И Калюкин проворно повернулся к стене, укрылся с головой и почти тотчас же захрапел. В избу с корзиной вошел дед Пантелей.

— Спит, что ли? — спросил он, кивая бородой на Калюкина. — Ну пускай спит. Корзину я оставлю. Встанет, пусть посмотрит, такая ли. А то наплетешь, ан и задаром.

— Отдохни, — предложил Матвей, — садись, старик. Куда торопишься?

— Мне не время, — присаживаясь на лавку, ответил дед Пантелей. — Мне на караул идти. Ночью я керосин караулю. Паек мне за это, тридцать пять рублей да зимой тулуп с валенками.

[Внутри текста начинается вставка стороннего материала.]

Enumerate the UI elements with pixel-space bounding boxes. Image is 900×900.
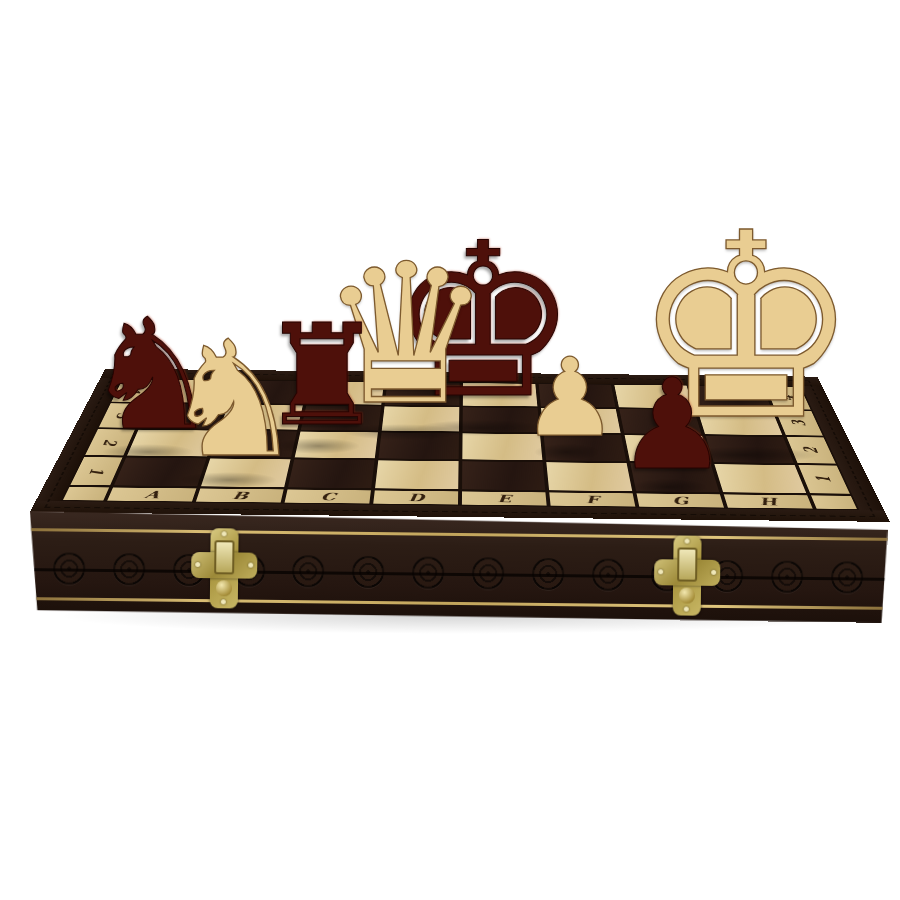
file-label-e: E [460, 490, 549, 506]
file-label-b: B [194, 487, 286, 503]
square-a3 [137, 403, 227, 430]
square-b3 [218, 404, 305, 431]
file-label-f: F [547, 491, 637, 507]
square-g4 [612, 384, 695, 409]
square-g3 [617, 408, 703, 435]
box-front-face [29, 511, 888, 623]
brass-clasp-right [654, 535, 721, 616]
piece-shadow-h2 [665, 447, 819, 463]
square-e4 [461, 382, 539, 407]
square-a4 [148, 379, 234, 404]
square-h3 [696, 409, 785, 436]
file-label-c: C [282, 488, 373, 504]
board-ranks: 44332211 [44, 378, 877, 495]
square-d4 [383, 381, 461, 406]
square-b4 [227, 380, 311, 405]
square-c1 [286, 458, 377, 489]
piece-shadow-f2 [534, 444, 599, 460]
square-f3 [539, 407, 622, 434]
square-f4 [537, 383, 617, 408]
brass-clasp-left [191, 528, 258, 609]
file-label-g: G [634, 492, 726, 508]
piece-shadow-g1 [631, 479, 706, 495]
square-h1 [712, 463, 808, 494]
corner-cell-left [60, 486, 111, 502]
square-h4 [688, 385, 774, 410]
piece-shadow-c2 [276, 438, 360, 454]
corner-cell-right [809, 494, 860, 510]
file-label-h: H [722, 493, 816, 509]
piece-shadow-d3 [344, 424, 460, 440]
square-c4 [305, 380, 386, 405]
file-label-d: D [371, 489, 460, 505]
square-f1 [544, 461, 634, 492]
square-d1 [373, 459, 460, 490]
square-e2 [460, 432, 544, 461]
square-e1 [460, 460, 547, 491]
piece-shadow-b1 [181, 472, 277, 488]
product-photo-chess-box: 44332211 ABCDEFGH ♞♞♜♛♚♟♟♚ [0, 0, 900, 900]
gold-pinstripe-bottom [29, 597, 887, 610]
file-label-a: A [105, 486, 199, 502]
piece-shadow-a2 [102, 444, 194, 460]
gold-pinstripe-top [30, 528, 888, 541]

Посидишь в избушке, выйдешь — хорошо, тихо. Обошел — опять в избушку. Керосин — не хлеб: тут воров бояться нечего. Как затарахтят колеса, выйдешь к подводчикам: «Эй, ребята!.. Гляди, с куревом потише!» Те, конечно, цигарки в рукав, коней кнутом. А там кури в поле сколько душе мило. Я и сам раньше потихоньку этим делом баловался. Да как-то старуха табак нашла, чуть из хаты не выгнала. Крепко сердитая она в тот год ходила.

Дед Пантелей тихо рассмеялся и поднялся с лавки.

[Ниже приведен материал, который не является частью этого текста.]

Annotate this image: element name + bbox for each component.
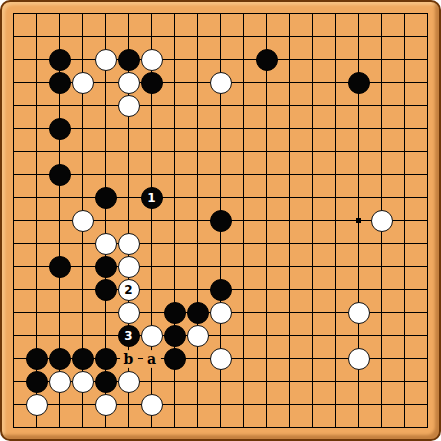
grid-line-vertical: [289, 13, 290, 428]
black-stone: [210, 279, 232, 301]
white-stone: [141, 325, 163, 347]
goban[interactable]: 123ba: [2, 2, 439, 439]
black-stone: [348, 72, 370, 94]
white-stone: [95, 49, 117, 71]
black-stone: [95, 256, 117, 278]
black-stone: [49, 164, 71, 186]
grid-line-vertical: [427, 13, 428, 428]
white-stone: [72, 210, 94, 232]
white-stone: [118, 256, 140, 278]
white-stone: [118, 302, 140, 324]
move-3-stone: 3: [118, 325, 140, 347]
white-stone: [118, 371, 140, 393]
black-stone: [118, 49, 140, 71]
white-stone: [26, 394, 48, 416]
point-label-b: b: [120, 350, 138, 368]
white-stone: [72, 72, 94, 94]
black-stone: [95, 348, 117, 370]
black-stone: [49, 118, 71, 140]
point-label-a: a: [143, 350, 161, 368]
move-2-stone: 2: [118, 279, 140, 301]
black-stone: [26, 371, 48, 393]
black-stone: [72, 348, 94, 370]
black-stone: [26, 348, 48, 370]
grid-line-horizontal: [13, 427, 428, 428]
white-stone: [118, 233, 140, 255]
black-stone: [49, 72, 71, 94]
white-stone: [49, 371, 71, 393]
grid-line-vertical: [404, 13, 405, 428]
white-stone: [371, 210, 393, 232]
white-stone: [210, 348, 232, 370]
grid-line-vertical: [243, 13, 244, 428]
white-stone: [348, 302, 370, 324]
grid-line-vertical: [266, 13, 267, 428]
star-point: [356, 218, 361, 223]
white-stone: [95, 394, 117, 416]
white-stone: [210, 72, 232, 94]
go-diagram: 123ba: [0, 0, 441, 441]
white-stone: [118, 72, 140, 94]
grid-line-horizontal: [13, 335, 428, 336]
white-stone: [187, 325, 209, 347]
grid-line-vertical: [312, 13, 313, 428]
white-stone: [95, 233, 117, 255]
grid-line-horizontal: [13, 243, 428, 244]
black-stone: [95, 371, 117, 393]
black-stone: [95, 187, 117, 209]
white-stone: [141, 49, 163, 71]
black-stone: [141, 72, 163, 94]
grid-line-vertical: [335, 13, 336, 428]
white-stone: [141, 394, 163, 416]
black-stone: [49, 49, 71, 71]
white-stone: [72, 371, 94, 393]
black-stone: [210, 210, 232, 232]
black-stone: [187, 302, 209, 324]
grid-line-horizontal: [13, 266, 428, 267]
white-stone: [210, 302, 232, 324]
black-stone: [49, 256, 71, 278]
black-stone: [164, 348, 186, 370]
black-stone: [164, 325, 186, 347]
white-stone: [348, 348, 370, 370]
black-stone: [95, 279, 117, 301]
white-stone: [118, 95, 140, 117]
move-1-stone: 1: [141, 187, 163, 209]
black-stone: [49, 348, 71, 370]
black-stone: [256, 49, 278, 71]
black-stone: [164, 302, 186, 324]
grid-line-horizontal: [13, 404, 428, 405]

— А в нынешнем году подобрела она, что ли? — спросил улыбнувшийся Матвей.

— Как не подобреть? И теперь год, да, гляди, не тот. На сытой жизни всяк подобреет. Хлеба заработали, свинью завели, козу. Старуха — а восемнадцать трудодней заработала. Жизнь теперь у нас кругом тихая, мирная.

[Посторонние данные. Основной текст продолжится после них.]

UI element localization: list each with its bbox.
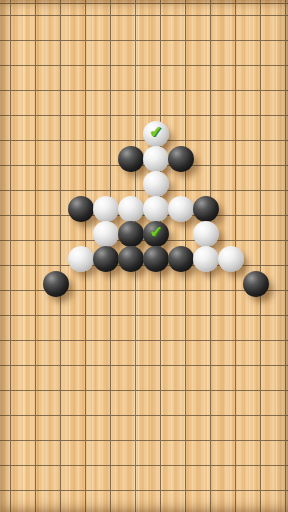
stones-layer: ✔✔ <box>0 0 288 512</box>
white-stone <box>218 246 244 272</box>
black-stone: ✔ <box>143 221 169 247</box>
black-stone <box>168 246 194 272</box>
white-stone <box>93 221 119 247</box>
black-stone <box>43 271 69 297</box>
black-stone <box>93 246 119 272</box>
black-stone <box>243 271 269 297</box>
white-stone <box>68 246 94 272</box>
white-stone <box>193 221 219 247</box>
black-stone <box>193 196 219 222</box>
black-stone <box>118 146 144 172</box>
last-move-check-icon: ✔ <box>149 124 163 141</box>
white-stone: ✔ <box>143 121 169 147</box>
white-stone <box>118 196 144 222</box>
black-stone <box>168 146 194 172</box>
black-stone <box>68 196 94 222</box>
black-stone <box>118 246 144 272</box>
white-stone <box>168 196 194 222</box>
white-stone <box>143 171 169 197</box>
white-stone <box>143 146 169 172</box>
black-stone <box>118 221 144 247</box>
last-move-check-icon: ✔ <box>149 224 163 241</box>
gomoku-game-screen: ✔✔ <box>0 0 288 512</box>
white-stone <box>93 196 119 222</box>
white-stone <box>143 196 169 222</box>
black-stone <box>143 246 169 272</box>
white-stone <box>193 246 219 272</box>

— А замок у амбара отбили!.. Это что же, мирная?

— Что замок, — не задумываясь, ответил дед Пантелей, — так это озорство. Должно быть, парни спьяну покуражились. Кабы теперь голод! А то давай работай — пуза не нарастишь, а сыт, одет будешь… Так спроси, милый человек, про корзины. Я тогда скоренько наплету. Гривен, думаю, по семи положит. Семь на двадцать — это четырнадцать… Да козу продам, да еще как-нибудь — вот тебе и телка. Коза, сколько ее ни корми, все козой останется. А из телки, глядишь, и корова.

— Душевный старик, — сказала Калюкиха, когда дед Пантелей вышел. — Все-то ему хорошо, всему-то радуется. И то сказать, — заваливаясь в постель, добавила она, — работников у них нет: он да старуха. Мы-то еще, может, как-нибудь, а ему, если как бы по-старому, то одна дорога: срубил две клюки, сшил две сумы, да и пошел со старухой по миру… Вот чертова девка Любка! — неожиданно рассердилась Калюкиха. — И где-то ее каждый вечер носит?

— Дело молодое, пусть гуляет, — снимая сапог, объяснил Матвей.